Who annoys you? Is it because they haven’t grown with your organization?

Organizations grow and the people inside them need to grow or go.

#3. Lack is annoying.

They lack passion, initiative, ownership, or skill. (Yes, it’s possible to be talented and have lack.)

Lack is opportunity.

  • They lack passion. How might you ignite passion?
  • You care more deeply about results than others. How might you invite team members to show up with heart?
  • They don’t own it. How might you inspire ownership in others?  
  • They lack skill. Are they open and eager for training? How will you enhance their skills?
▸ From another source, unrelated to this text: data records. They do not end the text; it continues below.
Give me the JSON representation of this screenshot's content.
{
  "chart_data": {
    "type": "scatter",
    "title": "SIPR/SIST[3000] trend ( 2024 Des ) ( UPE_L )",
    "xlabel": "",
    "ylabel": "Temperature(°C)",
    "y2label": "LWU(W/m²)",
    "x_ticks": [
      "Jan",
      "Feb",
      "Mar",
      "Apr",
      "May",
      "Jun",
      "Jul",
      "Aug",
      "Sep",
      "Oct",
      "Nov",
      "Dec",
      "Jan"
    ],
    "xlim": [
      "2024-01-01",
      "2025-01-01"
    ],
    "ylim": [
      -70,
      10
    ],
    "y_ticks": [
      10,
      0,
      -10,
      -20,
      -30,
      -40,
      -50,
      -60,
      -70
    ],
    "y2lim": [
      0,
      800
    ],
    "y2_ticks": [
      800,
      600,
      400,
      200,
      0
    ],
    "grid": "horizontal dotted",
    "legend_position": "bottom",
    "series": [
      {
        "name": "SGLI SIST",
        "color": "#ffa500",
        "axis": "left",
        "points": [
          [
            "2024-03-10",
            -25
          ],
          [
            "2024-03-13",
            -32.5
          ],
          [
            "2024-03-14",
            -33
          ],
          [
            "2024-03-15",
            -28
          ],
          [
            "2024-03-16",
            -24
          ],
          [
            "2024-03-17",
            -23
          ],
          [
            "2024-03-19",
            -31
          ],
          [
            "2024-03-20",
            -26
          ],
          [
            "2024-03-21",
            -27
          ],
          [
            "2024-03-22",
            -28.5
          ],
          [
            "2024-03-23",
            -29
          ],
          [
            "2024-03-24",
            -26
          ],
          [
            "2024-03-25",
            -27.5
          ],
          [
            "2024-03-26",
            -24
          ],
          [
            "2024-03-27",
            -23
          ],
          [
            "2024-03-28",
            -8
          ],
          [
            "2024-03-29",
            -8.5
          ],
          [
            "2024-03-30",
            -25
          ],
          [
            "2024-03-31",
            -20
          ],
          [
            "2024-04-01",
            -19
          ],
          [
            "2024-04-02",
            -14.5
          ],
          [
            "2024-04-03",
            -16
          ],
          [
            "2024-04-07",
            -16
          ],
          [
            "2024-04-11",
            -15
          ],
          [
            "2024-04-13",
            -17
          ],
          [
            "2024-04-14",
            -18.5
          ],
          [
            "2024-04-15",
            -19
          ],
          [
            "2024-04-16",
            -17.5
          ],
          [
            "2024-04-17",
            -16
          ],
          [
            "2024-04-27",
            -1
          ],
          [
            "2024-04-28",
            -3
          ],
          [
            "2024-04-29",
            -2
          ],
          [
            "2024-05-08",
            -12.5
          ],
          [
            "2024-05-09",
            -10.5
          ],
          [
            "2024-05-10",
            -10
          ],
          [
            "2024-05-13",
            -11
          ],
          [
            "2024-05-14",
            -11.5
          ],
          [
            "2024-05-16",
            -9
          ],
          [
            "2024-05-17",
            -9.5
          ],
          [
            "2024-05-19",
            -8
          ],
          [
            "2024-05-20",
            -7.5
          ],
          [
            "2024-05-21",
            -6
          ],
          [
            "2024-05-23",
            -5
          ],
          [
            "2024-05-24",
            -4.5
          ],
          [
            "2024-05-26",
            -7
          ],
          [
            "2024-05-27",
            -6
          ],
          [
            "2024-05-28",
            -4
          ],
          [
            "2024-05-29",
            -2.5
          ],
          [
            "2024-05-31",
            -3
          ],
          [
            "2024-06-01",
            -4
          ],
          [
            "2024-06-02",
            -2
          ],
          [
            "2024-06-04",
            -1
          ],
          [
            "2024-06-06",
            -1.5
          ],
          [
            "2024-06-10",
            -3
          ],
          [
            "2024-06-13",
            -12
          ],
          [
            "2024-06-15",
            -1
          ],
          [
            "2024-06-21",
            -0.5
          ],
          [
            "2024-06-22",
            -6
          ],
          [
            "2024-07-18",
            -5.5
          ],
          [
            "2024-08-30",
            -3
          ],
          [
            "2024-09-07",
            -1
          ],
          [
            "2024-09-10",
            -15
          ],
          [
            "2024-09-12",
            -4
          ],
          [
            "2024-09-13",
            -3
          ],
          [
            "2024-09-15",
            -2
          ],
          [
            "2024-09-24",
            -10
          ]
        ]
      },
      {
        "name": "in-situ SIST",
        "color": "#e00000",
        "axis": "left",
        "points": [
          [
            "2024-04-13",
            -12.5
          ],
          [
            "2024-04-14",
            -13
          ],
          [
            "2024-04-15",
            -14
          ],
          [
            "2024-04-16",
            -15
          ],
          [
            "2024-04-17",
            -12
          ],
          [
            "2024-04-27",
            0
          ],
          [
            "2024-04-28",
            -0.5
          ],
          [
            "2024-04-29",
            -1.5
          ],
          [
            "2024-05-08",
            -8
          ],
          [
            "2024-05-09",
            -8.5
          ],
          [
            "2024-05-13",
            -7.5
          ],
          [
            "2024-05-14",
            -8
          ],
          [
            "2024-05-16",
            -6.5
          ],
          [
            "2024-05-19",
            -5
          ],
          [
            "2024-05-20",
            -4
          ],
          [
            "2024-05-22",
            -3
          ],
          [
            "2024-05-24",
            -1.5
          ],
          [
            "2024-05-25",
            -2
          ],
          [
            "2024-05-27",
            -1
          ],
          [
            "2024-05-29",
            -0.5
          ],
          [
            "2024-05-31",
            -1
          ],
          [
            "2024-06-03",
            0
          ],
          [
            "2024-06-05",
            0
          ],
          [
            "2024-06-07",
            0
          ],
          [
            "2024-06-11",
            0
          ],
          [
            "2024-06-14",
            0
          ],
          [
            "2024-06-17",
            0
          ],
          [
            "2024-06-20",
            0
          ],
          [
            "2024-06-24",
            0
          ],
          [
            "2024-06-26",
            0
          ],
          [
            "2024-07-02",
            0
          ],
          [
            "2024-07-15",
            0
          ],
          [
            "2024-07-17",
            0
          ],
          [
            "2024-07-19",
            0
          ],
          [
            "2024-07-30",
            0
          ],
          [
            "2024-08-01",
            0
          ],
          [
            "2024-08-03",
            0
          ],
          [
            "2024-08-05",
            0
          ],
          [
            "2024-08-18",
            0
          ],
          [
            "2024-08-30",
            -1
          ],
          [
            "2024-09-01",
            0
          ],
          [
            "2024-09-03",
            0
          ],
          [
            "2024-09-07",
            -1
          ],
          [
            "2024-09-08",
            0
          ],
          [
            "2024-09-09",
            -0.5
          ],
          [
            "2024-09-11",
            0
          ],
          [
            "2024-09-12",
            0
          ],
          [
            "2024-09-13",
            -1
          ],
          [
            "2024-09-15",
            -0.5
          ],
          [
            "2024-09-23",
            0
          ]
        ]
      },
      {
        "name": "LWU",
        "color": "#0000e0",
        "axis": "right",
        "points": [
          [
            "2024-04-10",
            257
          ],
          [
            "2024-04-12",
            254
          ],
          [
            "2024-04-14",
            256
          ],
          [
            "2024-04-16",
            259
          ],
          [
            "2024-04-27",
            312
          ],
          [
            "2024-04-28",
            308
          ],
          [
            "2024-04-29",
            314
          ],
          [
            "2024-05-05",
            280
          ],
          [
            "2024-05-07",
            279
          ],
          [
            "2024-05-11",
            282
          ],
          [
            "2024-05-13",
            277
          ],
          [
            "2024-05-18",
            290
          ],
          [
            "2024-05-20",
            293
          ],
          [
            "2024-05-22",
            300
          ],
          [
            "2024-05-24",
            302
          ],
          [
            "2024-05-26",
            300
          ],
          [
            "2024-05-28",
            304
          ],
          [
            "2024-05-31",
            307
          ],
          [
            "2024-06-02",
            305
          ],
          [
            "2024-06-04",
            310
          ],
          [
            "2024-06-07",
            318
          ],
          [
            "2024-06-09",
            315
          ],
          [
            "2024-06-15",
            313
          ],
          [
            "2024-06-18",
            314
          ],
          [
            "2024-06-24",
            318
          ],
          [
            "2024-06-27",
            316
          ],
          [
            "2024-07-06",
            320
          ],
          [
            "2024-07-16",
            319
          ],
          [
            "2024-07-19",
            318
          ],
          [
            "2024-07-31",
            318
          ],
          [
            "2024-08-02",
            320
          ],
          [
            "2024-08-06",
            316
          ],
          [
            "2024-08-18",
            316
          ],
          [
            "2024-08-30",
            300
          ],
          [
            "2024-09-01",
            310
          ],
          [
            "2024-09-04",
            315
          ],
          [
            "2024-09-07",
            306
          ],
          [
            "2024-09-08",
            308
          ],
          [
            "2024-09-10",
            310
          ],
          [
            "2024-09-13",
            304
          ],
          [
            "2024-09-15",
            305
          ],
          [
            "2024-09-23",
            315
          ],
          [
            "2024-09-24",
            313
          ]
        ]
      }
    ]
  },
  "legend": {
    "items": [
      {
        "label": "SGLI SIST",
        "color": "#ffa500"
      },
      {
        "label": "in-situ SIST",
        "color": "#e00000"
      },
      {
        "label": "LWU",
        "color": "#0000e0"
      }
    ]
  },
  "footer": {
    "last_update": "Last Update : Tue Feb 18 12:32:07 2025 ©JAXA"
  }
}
4 things to consider before pouring into talent:

  1. What values do you share? Many disappointments are collisions of values.
  2. What is their level of aspiration? Is it acceptable?
  3. How have they grown in the past? No-growth in the past often predicts no growth in the future. (Give second chances, but when no-growth-people fail to grow, send them to your competitor.)
  4. Have they exhibited curiosity? Integrity, aptitude, and talent are baseline qualities. After that, do they ask questions?

4 more reasons others are so annoying:

  1. You have a magnification problem. You magnify strengths in yourself and faults in others. 
  2. You’re grappling with issues and problems they don’t understand or appreciate.
  3. They aren’t like you. Emotion, for example, governs their behavior but you get work done regardless of how you feel.
  4. They are like you. Carl Jung taught that others irritate us when we see ourselves in them.

Big suggestion:

Govern your attitude and behavior by who you are, not who others fail to be.

Elizabeth Barrett Browning encouraged Robert Browning to love her for no good reason, except love itself. She reasoned if love has a reason, the reason might change and love would end.

In Sonnet’s of the Portuguese #XIV

If thou must love me, let it be for nought
Except for love’s sake only.  …

………………………..  Neither love me for
Thine own dear pity’s wiping my cheeks dry,—
A creature might forget to weep, who bore
Thy comfort long, and lose thy love thereby!
But love me for love’s sake, that evermore
Thou may’st love on, through love’s eternity.

Be who you are. Authentic leaders end up less annoyed with others.

What might leaders do when team members annoy them?

*I relax my 300 word limit on weekends.